Lane Kiffin and Co. just survived two years of recruiting without a bowl game.
Congrats. Give them a pat on the back.
But this is far from over. Though most Trojan fans are probably breathing a sigh of relief now that USC can compete for a bowl game again, some of the repercussions left by the NCAA sanctions will still be felt for the next few years.
With 10 less scholarships over the next three years, they can’t afford to “miss” out on a recruit. It is most certainly time to be picky. Moreover, there is one region that they definitely can’t afford to mishandle.
When Lane Kiffin first arrived back in Los Angeles he vowed to put up a fence around their own backyard. Yet he hasn’t been afraid of raiding other territories, bringing players such as Nickell Robey from Florida and Aundrey Walker from Ohio.
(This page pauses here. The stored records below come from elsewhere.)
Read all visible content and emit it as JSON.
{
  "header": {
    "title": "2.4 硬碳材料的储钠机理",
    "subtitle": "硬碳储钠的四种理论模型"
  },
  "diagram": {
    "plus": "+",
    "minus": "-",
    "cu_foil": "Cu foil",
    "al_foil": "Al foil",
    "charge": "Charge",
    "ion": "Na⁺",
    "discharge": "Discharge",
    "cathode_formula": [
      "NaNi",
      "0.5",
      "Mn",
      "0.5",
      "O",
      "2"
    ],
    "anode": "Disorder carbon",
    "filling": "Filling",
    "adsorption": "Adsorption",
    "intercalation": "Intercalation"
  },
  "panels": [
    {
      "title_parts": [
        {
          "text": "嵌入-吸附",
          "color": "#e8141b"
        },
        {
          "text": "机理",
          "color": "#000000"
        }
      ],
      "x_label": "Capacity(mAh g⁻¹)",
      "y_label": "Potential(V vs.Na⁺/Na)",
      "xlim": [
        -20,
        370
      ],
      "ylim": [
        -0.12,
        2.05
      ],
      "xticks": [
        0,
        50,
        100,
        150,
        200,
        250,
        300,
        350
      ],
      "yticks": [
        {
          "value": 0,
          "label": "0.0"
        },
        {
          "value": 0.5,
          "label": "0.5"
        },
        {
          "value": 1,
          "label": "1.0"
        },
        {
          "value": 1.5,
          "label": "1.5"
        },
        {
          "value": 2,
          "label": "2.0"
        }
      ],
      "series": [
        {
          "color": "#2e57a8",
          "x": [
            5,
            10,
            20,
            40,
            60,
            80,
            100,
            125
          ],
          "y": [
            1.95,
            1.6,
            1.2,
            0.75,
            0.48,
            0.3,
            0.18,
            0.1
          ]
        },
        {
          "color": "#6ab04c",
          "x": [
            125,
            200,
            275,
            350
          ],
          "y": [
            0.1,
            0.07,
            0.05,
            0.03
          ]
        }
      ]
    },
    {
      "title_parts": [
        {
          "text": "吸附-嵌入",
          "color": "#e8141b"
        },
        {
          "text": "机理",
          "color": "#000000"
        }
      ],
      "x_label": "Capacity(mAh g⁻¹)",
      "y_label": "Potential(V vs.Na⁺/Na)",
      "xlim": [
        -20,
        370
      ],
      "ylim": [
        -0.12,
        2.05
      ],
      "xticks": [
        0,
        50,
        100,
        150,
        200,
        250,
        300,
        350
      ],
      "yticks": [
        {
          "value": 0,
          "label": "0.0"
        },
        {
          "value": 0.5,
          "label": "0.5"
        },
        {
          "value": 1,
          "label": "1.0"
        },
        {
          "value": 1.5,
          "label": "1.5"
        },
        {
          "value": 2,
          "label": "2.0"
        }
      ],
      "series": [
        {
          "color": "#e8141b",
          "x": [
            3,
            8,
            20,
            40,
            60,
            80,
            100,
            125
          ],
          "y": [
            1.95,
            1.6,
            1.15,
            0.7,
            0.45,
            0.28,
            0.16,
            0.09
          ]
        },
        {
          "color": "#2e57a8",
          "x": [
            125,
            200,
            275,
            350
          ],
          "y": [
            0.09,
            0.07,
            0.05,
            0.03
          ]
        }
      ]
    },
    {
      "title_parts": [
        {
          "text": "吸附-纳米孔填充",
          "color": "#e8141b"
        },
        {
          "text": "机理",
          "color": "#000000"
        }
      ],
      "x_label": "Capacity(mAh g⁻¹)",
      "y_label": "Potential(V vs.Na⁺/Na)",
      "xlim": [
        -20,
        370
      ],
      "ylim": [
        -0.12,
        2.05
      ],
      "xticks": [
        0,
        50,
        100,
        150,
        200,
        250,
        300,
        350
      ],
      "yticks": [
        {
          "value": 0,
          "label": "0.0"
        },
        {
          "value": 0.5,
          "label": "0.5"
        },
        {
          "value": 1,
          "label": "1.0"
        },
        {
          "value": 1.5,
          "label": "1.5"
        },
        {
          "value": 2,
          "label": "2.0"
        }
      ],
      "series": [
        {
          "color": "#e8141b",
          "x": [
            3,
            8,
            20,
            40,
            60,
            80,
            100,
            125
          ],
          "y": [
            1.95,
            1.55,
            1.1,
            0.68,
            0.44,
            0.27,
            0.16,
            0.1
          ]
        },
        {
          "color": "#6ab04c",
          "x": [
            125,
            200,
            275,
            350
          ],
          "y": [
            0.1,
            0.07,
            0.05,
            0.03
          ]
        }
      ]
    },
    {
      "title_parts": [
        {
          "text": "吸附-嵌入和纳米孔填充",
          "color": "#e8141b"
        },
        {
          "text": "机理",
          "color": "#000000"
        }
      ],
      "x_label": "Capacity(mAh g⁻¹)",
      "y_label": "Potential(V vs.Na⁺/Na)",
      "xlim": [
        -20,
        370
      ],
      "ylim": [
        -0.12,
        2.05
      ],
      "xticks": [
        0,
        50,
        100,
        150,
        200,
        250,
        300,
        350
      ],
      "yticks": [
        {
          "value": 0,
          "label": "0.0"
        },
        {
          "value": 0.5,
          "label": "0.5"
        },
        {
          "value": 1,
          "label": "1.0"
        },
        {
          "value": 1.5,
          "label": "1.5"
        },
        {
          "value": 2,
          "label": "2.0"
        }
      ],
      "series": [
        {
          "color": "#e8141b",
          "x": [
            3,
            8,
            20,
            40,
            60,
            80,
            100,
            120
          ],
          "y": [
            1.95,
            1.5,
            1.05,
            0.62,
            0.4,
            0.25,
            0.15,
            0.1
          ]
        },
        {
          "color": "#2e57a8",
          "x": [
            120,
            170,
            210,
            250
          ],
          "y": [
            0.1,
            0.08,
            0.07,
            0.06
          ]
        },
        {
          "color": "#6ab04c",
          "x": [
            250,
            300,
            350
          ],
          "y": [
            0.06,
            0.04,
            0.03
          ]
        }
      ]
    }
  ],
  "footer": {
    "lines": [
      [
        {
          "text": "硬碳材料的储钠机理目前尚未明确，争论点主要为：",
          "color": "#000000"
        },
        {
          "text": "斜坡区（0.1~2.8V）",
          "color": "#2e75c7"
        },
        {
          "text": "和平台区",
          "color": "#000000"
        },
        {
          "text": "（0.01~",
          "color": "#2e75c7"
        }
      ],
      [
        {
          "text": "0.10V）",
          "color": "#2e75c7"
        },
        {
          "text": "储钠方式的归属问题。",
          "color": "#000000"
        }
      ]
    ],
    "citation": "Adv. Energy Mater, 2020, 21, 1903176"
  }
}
Stealing from Big 10 and SEC territory is not only a gusty move, but the sign of a great recruiter and a powerful program.
But if you had to guess which region probably stayed the most loyal during the post-season ban, one would have to guess California. Too many players had dreamed too long of wearing the cardinal and gold. Too many had grown up visiting the Coliseum as mere fans, not highly-touted recruits.
There are always a handful of players that cultivate their loyalty to the Trojans well before they sign their letter of intent. And they all live in California.
Take a look for a moment at the Trojan’s aerial attack, heralded to be one of the best in country. Marqise Lee and Robert Woods attended Serra High School in Gardena which is a quick 20 minute drive from campus. Matt Barkley attended Mater Dei High School which is about 40 minutes from USC.
Speaking of Mater Dei, Barkley’s center, Khaled Holmes, not only protected him during their four years at Mater Dei, their friendship started well before the days of organized huddles. You can’t find chemistry like that just laying around. You have to look for it. Or in this case, drive down the I-5 for it.
A look at the spring roster shows 57 members claiming somewhere in the Golden State as their home, and a majority of those call Southern California home. Though common sense says that a majority of players will come from the state the school is in, remember this isn't always about convenience.
USC is coming off a 10-2 season and has legitimate national championship aspirations.
So, clearly, something about this situation works. It always has and it always will. When Kiffin must look for the perfect combination of loyalty and talent, there is still no better place to look than right down the freeway.